Sud-Soudan : l'ONU appelle à la tenue d'un référendum pacifique

Sud-Soudan : l'ONU appelle à la tenue d'un référendum pacifique

Le référendum d'autodétermination du Sud-Soudan.
A deux jours du référendum sur l'autodétermination du Sud-Soudan, le Secrétaire général de l'ONU, Ban Ki-moon, a appelé vendredi toutes les parties à « tout faire » pour que le référendum soit « libre, équitable et pacifique ».

A deux jours du référendum sur l'autodétermination du Sud-Soudan, le Secrétaire général de l'ONU, Ban Ki-moon, a appelé vendredi toutes les parties à « tout faire » pour que le référendum soit « libre, équitable et pacifique ».

Ban Ki-moon a exhorté le peuple soudanais à adopter une attitude « de fraternité et de paix » pendant toute la durée du processus, a fait savoir vendredi son porte-parole par communiqué. Le chef de l'ONU a salué « la sagesse et le travail » du gouvernement de l'unité nationale du Soudan et le gouvernement du Sud-Soudan pour que le référendum se déroule « à la date prévue, le 9 janvier 2011, dans une atmosphère de paix et de coopération ».

Il également félicité le travail de la Commission du référendum du Sud-Soudan à Khartoum et ses bureaux à Juba. Il enfin conclu en soulignant que « les Nations Unies continuerai à fournir leur soutien intégral au référendum et à la mise en œuvre de l'Accord de paix global ».

Dans un rapport sur la situation au Sud-Soudan rendu public vendredi, Ban Ki-moon a listé les priorités qui devraient être abordées et réglées rapidement après le scrutin.

« Pour garantir un atterrissage en douceur à la fin du processus référendaire et de la période de transition, les parties à l'Accord de paix global doivent s'entendre sur des questions qui seront cruciales pour la suite, notamment le partage des richesses, la gestion des avoirs et des dettes, la citoyenneté et les dispositions concernant la sécurité des frontières.

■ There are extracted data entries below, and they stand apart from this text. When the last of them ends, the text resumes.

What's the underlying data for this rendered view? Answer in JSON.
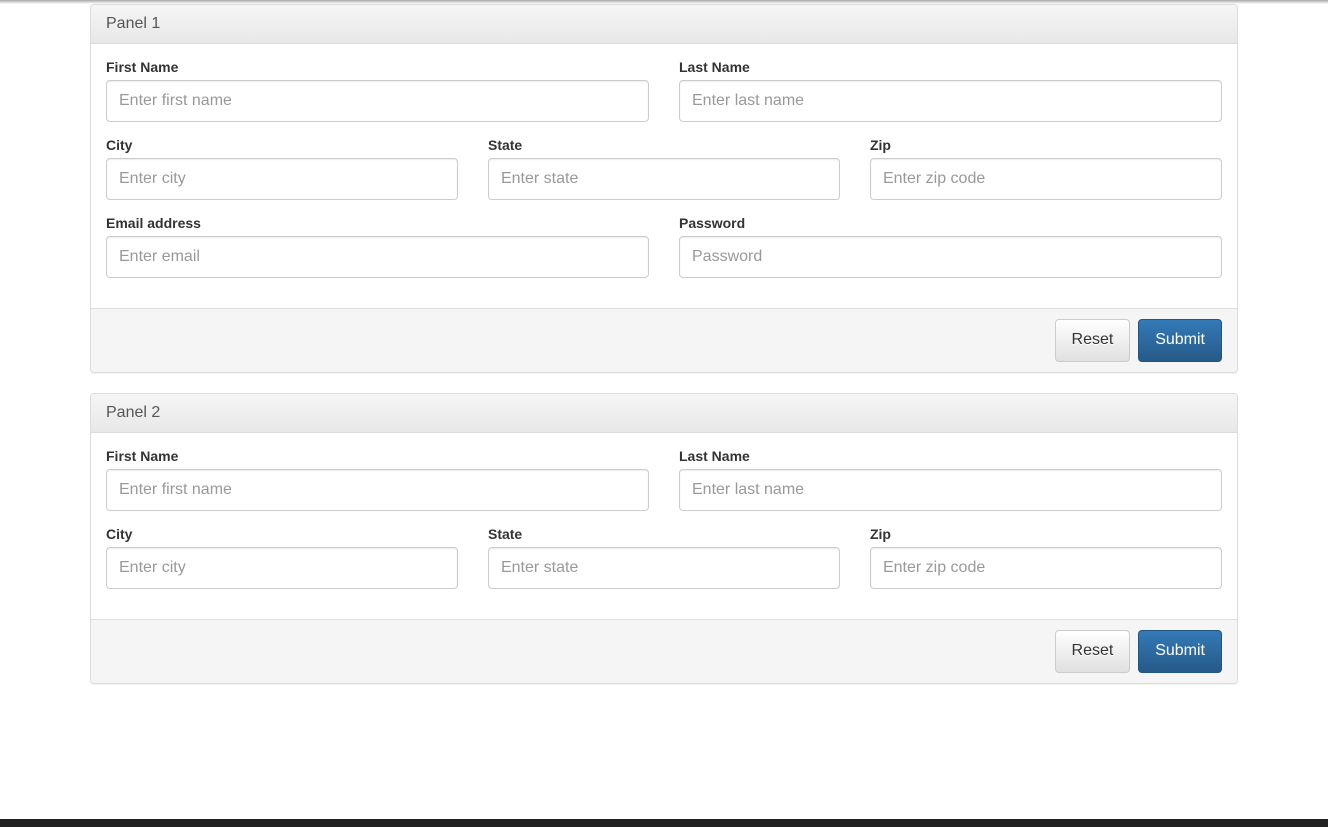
{
  "panel1": {
    "title": "Panel 1",
    "first_name": {
      "label": "First Name",
      "placeholder": "Enter first name"
    },
    "last_name": {
      "label": "Last Name",
      "placeholder": "Enter last name"
    },
    "city": {
      "label": "City",
      "placeholder": "Enter city"
    },
    "state": {
      "label": "State",
      "placeholder": "Enter state"
    },
    "zip": {
      "label": "Zip",
      "placeholder": "Enter zip code"
    },
    "email": {
      "label": "Email address",
      "placeholder": "Enter email"
    },
    "password": {
      "label": "Password",
      "placeholder": "Password"
    },
    "reset_label": "Reset",
    "submit_label": "Submit"
  },
  "panel2": {
    "title": "Panel 2",
    "first_name": {
      "label": "First Name",
      "placeholder": "Enter first name"
    },
    "last_name": {
      "label": "Last Name",
      "placeholder": "Enter last name"
    },
    "city": {
      "label": "City",
      "placeholder": "Enter city"
    },
    "state": {
      "label": "State",
      "placeholder": "Enter state"
    },
    "zip": {
      "label": "Zip",
      "placeholder": "Enter zip code"
    },
    "reset_label": "Reset",
    "submit_label": "Submit"
  }
}
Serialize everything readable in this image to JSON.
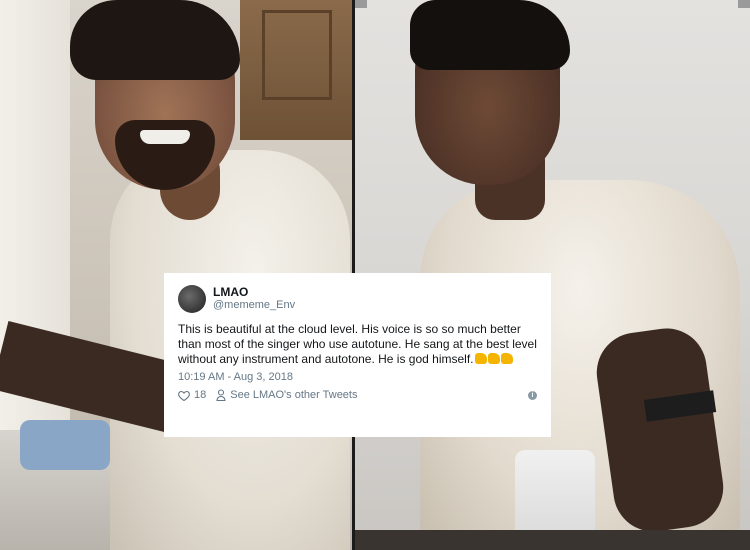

Il est essentiel que les parties parviennent, avant le référendum, à un accord-cadre d'ensemble sur ces questions décisives », a-t-il déclaré dans son rapport.

Selon le chef de l'ONU, l'une des questions les plus pressantes pour l'après-référendum est celle de la citoyenneté. « Les changements qui pourraient être apportés à leurs droits, notamment en matière d'emploi et de propriété, à la suite du référendum constituent une préoccupation majeure pour les Sud-Soudanais qui vivent dans le Nord et pour les Soudanais originaires du Nord qui vivent au Sud-Soudan », a-t-il précisé.

Il a aussi exprimé son inquiétude sur « l'impasse concernant l'Abyei et le référendum de l'Abyei » en raison de « l'absence de progrès dans la constitution de la Commission pour le référendum et les pourparlers entre les parties sur le statut futur » de la zone.

Dans ce climat, « toute atteinte grave à la sécurité pourrait mettre en péril les dernières étapes du processus de l'Accord de paix global », a martelé Ban Ki-moon. « Les parties doivent faire preuve d'initiative et de responsabilité, et admettre que des compromis difficiles sont nécessaires pour permettre aux communautés de coexister en paix », a-t-il prévenu.

Il a enfin rappelé les différents points d'achoppements qui devront être rapidement réglés après le référendum. L'achèvement de la démarcation de la frontière entre le Nord et le Sud, le retrait des troupes de la zone frontalière commune et la surveillance conjointe de cette zone par les deux parties « afin de désamorcer toute éventuelle tension » sont nécessaires « pour maintenir la sécurité à la frontière entre le Nord et le Sud ».